3Par braces for V-Max



Posted by: Dave Raffo
Tags:
disk arrays
SAN
storage vendors

3Par CEO Dave Scott spent a lot of time on his company’s earnings call Tuesday evening talking about EMC’s new Symmetrix V-Max. That makes sense, considering 3Par probably has the most to lose of all EMC rivals if V-Max is a hit with customers.

The V-Max EMC launched a month ago is a nod in some ways to 3Par’s modular cluster-node architecture, and a move away from the giant monolith enterprise system. 3Par had success while people were waiting for the new Symmetrix – Tuesday it reported revenue of $48.5 million last quarter, an increase of 37% from last year and 1% from the fourth quarter of last year. That’s compared to declines in EMC’s Symmetrix and Clariion midrange systems of 18% year-over-year and 25% from the previous quarter. But what happens to 3Par’s InServ business if EMC’s sales spike from V-Max?

Scott came to his company’s earnings call prepared to talk about V-Max, and launched into a lengthy answer when asked about it. He laid out what he considers V-Max’s failings – no improved RAID management or ASIC-assisted workload, poor thin provisioning and limited support for wide striping, the system is an untested “version one” of a new architecture, and so on. “In other words,” Scott concluded, “it does not have the agility or efficiency necessary for utility computing and virtual data centers. It seems to have missed the mark in much the same was the [IBM] XIV did.”

Of course, EMC has already made its own case for the V-Max contradicting many of Scott’s points, and will continue to try and press its case to 3Par customers. One feature where EMC is unquestionably ahead is in its support of solid state drives (SSDs). 3Par is the last major storage system vendor to add SSDs to the mix, and Scott says it’s in no hurry to jump on the bandwagon.

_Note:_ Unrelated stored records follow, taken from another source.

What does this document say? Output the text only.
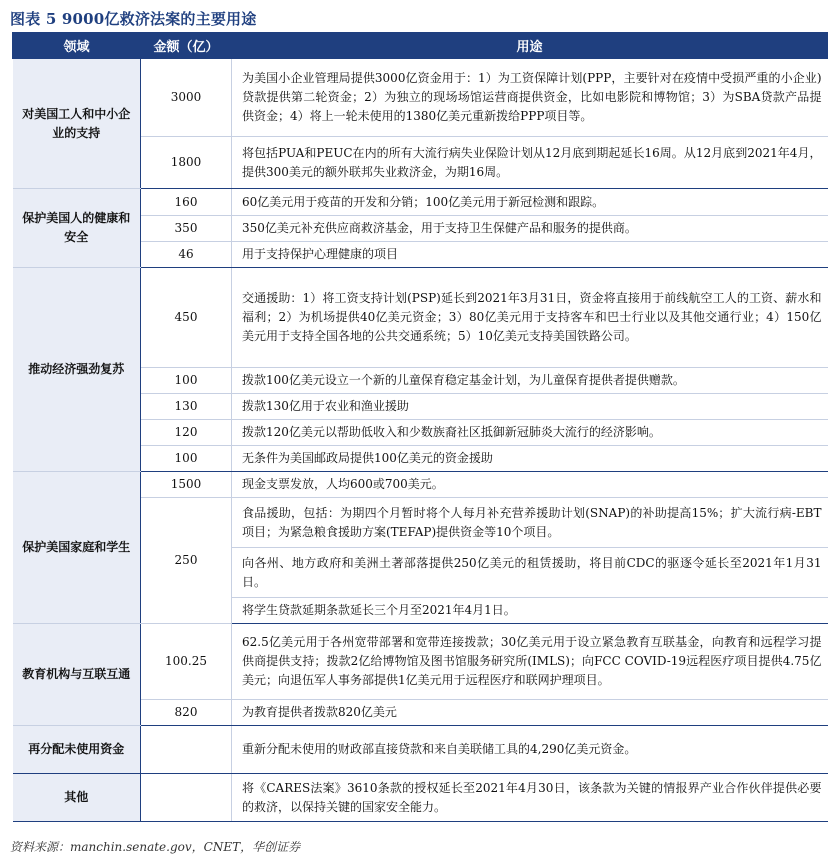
图表 5 9000亿救济法案的主要用途
领域	金额（亿）	用途
对美国工人和中小企业的支持	3000	为美国小企业管理局提供3000亿资金用于：1）为工资保障计划(PPP，主要针对在疫情中受损严重的小企业)贷款提供第二轮资金；2）为独立的现场场馆运营商提供资金，比如电影院和博物馆；3）为SBA贷款产品提供资金；4）将上一轮未使用的1380亿美元重新拨给PPP项目等。
	1800	将包括PUA和PEUC在内的所有大流行病失业保险计划从12月底到期起延长16周。从12月底到2021年4月，提供300美元的额外联邦失业救济金，为期16周。
保护美国人的健康和安全	160	60亿美元用于疫苗的开发和分销；100亿美元用于新冠检测和跟踪。
	350	350亿美元补充供应商救济基金，用于支持卫生保健产品和服务的提供商。
	46	用于支持保护心理健康的项目
推动经济强劲复苏	450	交通援助：1）将工资支持计划(PSP)延长到2021年3月31日，资金将直接用于前线航空工人的工资、薪水和福利；2）为机场提供40亿美元资金；3）80亿美元用于支持客车和巴士行业以及其他交通行业；4）150亿美元用于支持全国各地的公共交通系统；5）10亿美元支持美国铁路公司。
	100	拨款100亿美元设立一个新的儿童保育稳定基金计划，为儿童保育提供者提供赠款。
	130	拨款130亿用于农业和渔业援助
	120	拨款120亿美元以帮助低收入和少数族裔社区抵御新冠肺炎大流行的经济影响。
	100	无条件为美国邮政局提供100亿美元的资金援助
保护美国家庭和学生	1500	现金支票发放，人均600或700美元。
	250	食品援助，包括：为期四个月暂时将个人每月补充营养援助计划(SNAP)的补助提高15%；扩大流行病-EBT项目；为紧急粮食援助方案(TEFAP)提供资金等10个项目。
		向各州、地方政府和美洲土著部落提供250亿美元的租赁援助，将目前CDC的驱逐令延长至2021年1月31日。
		将学生贷款延期条款延长三个月至2021年4月1日。
教育机构与互联互通	100.25	62.5亿美元用于各州宽带部署和宽带连接拨款；30亿美元用于设立紧急教育互联基金，向教育和远程学习提供商提供支持；拨款2亿给博物馆及图书馆服务研究所(IMLS)；向FCC COVID-19远程医疗项目提供4.75亿美元；向退伍军人事务部提供1亿美元用于远程医疗和联网护理项目。
	820	为教育提供者拨款820亿美元
再分配未使用资金		重新分配未使用的财政部直接贷款和来自美联储工具的4,290亿美元资金。
其他		将《CARES法案》3610条款的授权延长至2021年4月30日，该条款为关键的情报界产业合作伙伴提供必要的救济，以保持关键的国家安全能力。
资料来源：manchin.senate.gov，CNET，华创证券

“We believe that solid state disk will have a kind of meaningful place in data storage, but the price performance characteristics of it have to change,” he said. “You should expect to see us include solid state disk maybe around the turn of the year, but the major benefit that solid state disk provides is something we achieve through autonomic wide striping, which is not necessarily available to many of the legacy incumbents’ architectures. So our need for solid state disk is not nearly as significant as theirs.”